第1部 第1章 第2節 森林整備の動向(1)
(1)森林整備の推進状況
(森林整備による健全な森林づくり)
森林の有する多面的機能の適切な発揮に向けては、間伐や主伐後の再造林などの森林整備を確実に行いつつ、森林資源の適正な管理・利用を進めることが必要である。また、自然条件等に応じて、複層林化(*12)、長伐期化(*13)、針広混交林化や広葉樹林化(*14)を推進するなど、多様で健全な森林づくりを進めることも必要となっている。
特に、水源涵(かん)養機能や山地災害防止機能・土壌保全機能等を発揮させるためには、樹冠や下草が発達し、樹木の根が深く広く発達した森林とする必要がある。このため、植栽、保育、間伐等の森林整備を適切に行う必要がある。

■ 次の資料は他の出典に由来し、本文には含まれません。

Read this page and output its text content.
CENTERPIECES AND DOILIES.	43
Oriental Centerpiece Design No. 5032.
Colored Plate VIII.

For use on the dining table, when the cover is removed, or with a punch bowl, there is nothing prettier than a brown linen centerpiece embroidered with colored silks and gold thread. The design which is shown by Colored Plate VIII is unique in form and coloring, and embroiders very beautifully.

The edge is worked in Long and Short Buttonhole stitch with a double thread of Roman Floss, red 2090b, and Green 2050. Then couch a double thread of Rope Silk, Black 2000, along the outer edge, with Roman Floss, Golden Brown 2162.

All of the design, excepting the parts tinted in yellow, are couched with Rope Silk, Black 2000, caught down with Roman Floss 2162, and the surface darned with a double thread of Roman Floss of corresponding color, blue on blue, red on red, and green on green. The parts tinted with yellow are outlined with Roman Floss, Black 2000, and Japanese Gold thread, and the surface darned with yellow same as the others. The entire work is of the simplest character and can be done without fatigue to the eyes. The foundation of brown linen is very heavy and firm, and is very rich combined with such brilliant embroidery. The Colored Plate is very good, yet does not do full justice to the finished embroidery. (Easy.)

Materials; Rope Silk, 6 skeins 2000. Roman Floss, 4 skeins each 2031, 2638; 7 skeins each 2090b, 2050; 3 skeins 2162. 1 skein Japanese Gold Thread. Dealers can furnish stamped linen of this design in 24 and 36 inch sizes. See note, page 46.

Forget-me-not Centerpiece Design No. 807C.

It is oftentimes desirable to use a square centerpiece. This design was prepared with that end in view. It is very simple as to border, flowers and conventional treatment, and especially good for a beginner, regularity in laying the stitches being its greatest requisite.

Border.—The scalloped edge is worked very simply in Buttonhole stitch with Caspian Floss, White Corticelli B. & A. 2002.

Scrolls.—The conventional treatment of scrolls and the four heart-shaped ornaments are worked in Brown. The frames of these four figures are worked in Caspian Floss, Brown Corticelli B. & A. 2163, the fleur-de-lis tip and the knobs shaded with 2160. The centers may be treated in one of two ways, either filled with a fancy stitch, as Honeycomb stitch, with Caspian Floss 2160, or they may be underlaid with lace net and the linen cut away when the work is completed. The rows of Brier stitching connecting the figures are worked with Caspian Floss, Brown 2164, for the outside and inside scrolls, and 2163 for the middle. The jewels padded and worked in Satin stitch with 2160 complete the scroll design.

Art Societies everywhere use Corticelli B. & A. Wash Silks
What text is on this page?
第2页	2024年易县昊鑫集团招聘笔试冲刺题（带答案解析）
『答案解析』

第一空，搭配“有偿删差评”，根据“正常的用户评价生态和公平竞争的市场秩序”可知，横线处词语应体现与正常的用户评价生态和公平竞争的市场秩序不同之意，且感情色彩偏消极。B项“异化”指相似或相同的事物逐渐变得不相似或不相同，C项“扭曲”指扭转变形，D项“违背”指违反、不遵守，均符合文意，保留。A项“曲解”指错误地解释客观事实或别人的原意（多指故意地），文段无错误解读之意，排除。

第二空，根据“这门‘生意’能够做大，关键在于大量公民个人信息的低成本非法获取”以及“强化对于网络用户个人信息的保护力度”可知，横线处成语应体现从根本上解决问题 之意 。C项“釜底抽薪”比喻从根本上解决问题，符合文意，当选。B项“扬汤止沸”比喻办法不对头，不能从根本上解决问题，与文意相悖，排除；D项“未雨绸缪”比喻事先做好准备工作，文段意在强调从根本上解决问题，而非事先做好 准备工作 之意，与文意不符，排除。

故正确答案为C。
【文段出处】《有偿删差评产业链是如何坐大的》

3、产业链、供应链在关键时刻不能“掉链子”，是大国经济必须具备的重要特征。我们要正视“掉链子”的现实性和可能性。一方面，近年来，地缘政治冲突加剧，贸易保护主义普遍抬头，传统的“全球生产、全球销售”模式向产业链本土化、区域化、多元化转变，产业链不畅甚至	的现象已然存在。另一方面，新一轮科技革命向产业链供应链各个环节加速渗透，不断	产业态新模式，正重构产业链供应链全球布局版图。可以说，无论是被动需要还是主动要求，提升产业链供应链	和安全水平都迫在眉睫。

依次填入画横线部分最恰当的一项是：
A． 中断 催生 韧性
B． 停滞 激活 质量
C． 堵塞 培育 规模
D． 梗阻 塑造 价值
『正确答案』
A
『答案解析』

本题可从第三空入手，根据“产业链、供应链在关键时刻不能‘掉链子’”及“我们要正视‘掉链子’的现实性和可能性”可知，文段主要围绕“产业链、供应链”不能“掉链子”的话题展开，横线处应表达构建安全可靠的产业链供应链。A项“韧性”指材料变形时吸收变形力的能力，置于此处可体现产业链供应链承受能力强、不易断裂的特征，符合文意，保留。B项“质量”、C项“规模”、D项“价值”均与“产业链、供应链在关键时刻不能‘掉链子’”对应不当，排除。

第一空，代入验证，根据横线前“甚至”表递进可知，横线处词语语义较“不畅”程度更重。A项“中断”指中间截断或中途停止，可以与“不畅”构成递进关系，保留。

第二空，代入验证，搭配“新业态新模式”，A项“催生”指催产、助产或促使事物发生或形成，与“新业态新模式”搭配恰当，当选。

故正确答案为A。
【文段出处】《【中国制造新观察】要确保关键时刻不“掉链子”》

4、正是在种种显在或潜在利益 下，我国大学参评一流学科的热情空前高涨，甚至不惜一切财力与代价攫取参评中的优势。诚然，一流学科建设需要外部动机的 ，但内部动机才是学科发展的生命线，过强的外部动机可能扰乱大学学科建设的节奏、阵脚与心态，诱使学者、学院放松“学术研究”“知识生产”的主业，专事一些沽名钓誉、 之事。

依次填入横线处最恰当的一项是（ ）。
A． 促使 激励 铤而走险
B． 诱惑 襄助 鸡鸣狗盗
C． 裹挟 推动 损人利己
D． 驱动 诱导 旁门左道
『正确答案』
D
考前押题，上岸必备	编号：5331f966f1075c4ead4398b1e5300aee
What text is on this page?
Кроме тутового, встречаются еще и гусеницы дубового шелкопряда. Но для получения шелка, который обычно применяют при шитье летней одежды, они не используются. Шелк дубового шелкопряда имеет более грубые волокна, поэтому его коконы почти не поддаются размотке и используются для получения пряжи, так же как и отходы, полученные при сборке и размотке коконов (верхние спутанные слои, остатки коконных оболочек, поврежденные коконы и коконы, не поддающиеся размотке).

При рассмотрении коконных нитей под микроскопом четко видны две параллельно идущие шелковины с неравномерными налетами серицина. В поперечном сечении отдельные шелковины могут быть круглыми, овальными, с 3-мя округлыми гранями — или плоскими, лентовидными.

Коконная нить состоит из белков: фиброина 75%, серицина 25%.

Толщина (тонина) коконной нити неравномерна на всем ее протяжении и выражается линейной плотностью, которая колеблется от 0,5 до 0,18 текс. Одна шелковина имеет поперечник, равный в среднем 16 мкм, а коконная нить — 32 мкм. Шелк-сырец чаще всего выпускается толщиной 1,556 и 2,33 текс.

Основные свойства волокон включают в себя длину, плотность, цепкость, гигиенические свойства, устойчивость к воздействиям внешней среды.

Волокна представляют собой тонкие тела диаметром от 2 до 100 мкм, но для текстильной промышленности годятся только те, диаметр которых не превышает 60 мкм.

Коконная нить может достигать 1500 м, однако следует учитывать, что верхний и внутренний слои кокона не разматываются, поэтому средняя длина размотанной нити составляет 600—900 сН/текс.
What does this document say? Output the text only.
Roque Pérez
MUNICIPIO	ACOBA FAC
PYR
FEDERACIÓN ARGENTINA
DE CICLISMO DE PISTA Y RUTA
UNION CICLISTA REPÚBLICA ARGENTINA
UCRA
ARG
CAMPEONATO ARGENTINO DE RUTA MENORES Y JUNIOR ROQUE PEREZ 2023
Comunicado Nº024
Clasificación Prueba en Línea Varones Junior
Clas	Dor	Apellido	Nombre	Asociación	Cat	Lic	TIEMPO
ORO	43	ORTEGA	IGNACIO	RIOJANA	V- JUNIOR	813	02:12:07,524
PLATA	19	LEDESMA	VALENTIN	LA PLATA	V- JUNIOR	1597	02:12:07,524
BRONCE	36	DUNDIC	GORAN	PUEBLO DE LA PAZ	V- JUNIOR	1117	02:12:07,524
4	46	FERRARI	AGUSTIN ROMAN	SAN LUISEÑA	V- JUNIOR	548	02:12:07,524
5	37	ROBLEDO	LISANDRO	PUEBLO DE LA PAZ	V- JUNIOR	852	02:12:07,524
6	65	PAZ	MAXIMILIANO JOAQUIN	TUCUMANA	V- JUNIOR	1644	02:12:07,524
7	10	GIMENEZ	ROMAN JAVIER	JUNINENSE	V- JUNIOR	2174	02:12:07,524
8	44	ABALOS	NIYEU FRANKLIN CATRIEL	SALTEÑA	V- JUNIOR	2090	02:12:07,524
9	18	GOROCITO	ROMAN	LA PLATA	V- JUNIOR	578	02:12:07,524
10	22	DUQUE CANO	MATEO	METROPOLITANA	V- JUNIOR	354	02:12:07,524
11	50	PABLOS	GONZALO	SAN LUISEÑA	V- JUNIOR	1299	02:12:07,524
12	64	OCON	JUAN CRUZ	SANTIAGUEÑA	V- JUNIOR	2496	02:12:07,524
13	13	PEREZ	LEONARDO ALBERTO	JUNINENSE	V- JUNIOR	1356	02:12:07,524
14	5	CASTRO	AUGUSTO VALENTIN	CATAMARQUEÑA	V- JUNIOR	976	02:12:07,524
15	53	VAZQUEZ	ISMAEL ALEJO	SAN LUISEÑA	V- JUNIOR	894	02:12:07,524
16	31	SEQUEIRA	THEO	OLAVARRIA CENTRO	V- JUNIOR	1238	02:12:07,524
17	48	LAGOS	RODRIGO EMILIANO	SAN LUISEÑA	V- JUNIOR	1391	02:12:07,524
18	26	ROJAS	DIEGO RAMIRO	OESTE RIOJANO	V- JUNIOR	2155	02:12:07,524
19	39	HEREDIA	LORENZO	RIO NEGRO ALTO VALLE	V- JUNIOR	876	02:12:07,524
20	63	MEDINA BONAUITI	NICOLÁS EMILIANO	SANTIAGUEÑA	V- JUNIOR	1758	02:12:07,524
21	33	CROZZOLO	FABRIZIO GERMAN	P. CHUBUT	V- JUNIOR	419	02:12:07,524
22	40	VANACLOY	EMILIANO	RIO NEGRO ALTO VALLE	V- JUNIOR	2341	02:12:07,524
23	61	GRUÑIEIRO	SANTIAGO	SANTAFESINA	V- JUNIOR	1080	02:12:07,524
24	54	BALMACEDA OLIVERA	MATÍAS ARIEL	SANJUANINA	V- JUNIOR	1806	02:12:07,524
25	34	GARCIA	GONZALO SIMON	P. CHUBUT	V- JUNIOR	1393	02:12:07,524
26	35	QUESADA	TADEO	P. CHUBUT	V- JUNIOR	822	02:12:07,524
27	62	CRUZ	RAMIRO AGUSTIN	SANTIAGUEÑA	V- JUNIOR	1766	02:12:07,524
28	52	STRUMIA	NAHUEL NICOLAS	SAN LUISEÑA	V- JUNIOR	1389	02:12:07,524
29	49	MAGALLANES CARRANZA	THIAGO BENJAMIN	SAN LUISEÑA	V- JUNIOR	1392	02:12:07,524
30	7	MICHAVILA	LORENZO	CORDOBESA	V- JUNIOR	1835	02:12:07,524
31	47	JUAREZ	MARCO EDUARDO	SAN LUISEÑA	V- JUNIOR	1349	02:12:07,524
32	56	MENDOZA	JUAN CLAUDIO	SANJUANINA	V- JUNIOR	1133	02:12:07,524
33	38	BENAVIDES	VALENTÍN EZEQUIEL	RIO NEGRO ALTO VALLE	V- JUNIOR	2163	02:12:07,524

(*12)針葉樹一斉人工林を帯状、群状等に択伐し、その跡地に人工更新するなどにより、複数の樹冠層を有する森林を造成すること。
(*13)従来の単層林施業が40~50年程度以上で主伐(皆伐等)することを目的としていることが多いのに対し、これのおおむね2倍に相当する林齢以上まで森林を育成し主伐を行うこと。
(*14)針葉樹一斉人工林を帯状、群状等に択伐し、その跡地に広葉樹を天然更新等により生育させることにより、針葉樹と広葉樹が混在する針広混交林や広葉樹林にすること。
(森林整備の実施状況)
林野庁では、森林整備事業により、森林所有者等による間伐や再造林、路網整備等を支援するとともに、国有林野事業においては、間伐や再造林、針広混交林化等の多様な森林整備を実施している(*15)。また、国立研究開発法人森林研究・整備機構では、水源林造成事業により奥地水源地域の保安林を対象として、森林の造成等を実施している。
このような取組の結果、令和6(2024)年度の主な森林整備の実施状況は、人工造林面積が3.5万haであったほか、保育、間伐等の森林施業を行った面積が41万haであった(資料1-7)。
(*15)国有林野事業の具体的取組については、第4章第2節(1)-(2)200-211ページを参照。
(適正な森林施業の確保等のための措置)
森林の立木の伐採行為の実態や伐採後の森林の更新状況を把握することは、適正な森林施業の確保を図る上で重要となる。このため、市町村森林整備計画において標準的な森林施業等の方法を示すとともに、森林所有者等が立木の伐採を行おうとするときは、あらかじめ、市町村長に対して伐採及び伐採後の造林の届出を行う伐採造林届出制度を運用している。林野庁では、適正な伐採と更新の確保を一層図るため、権利関係や境界関係などを確認できる添付書類を規定する同制度の見直しを行い、令和5(2023)年度から運用を開始している。
また、衛星画像を活用し、インターネット上で伐採箇所を抽出するシステムを普及することにより、市町村職員等による効率的な伐採状況の把握・監視を促進している。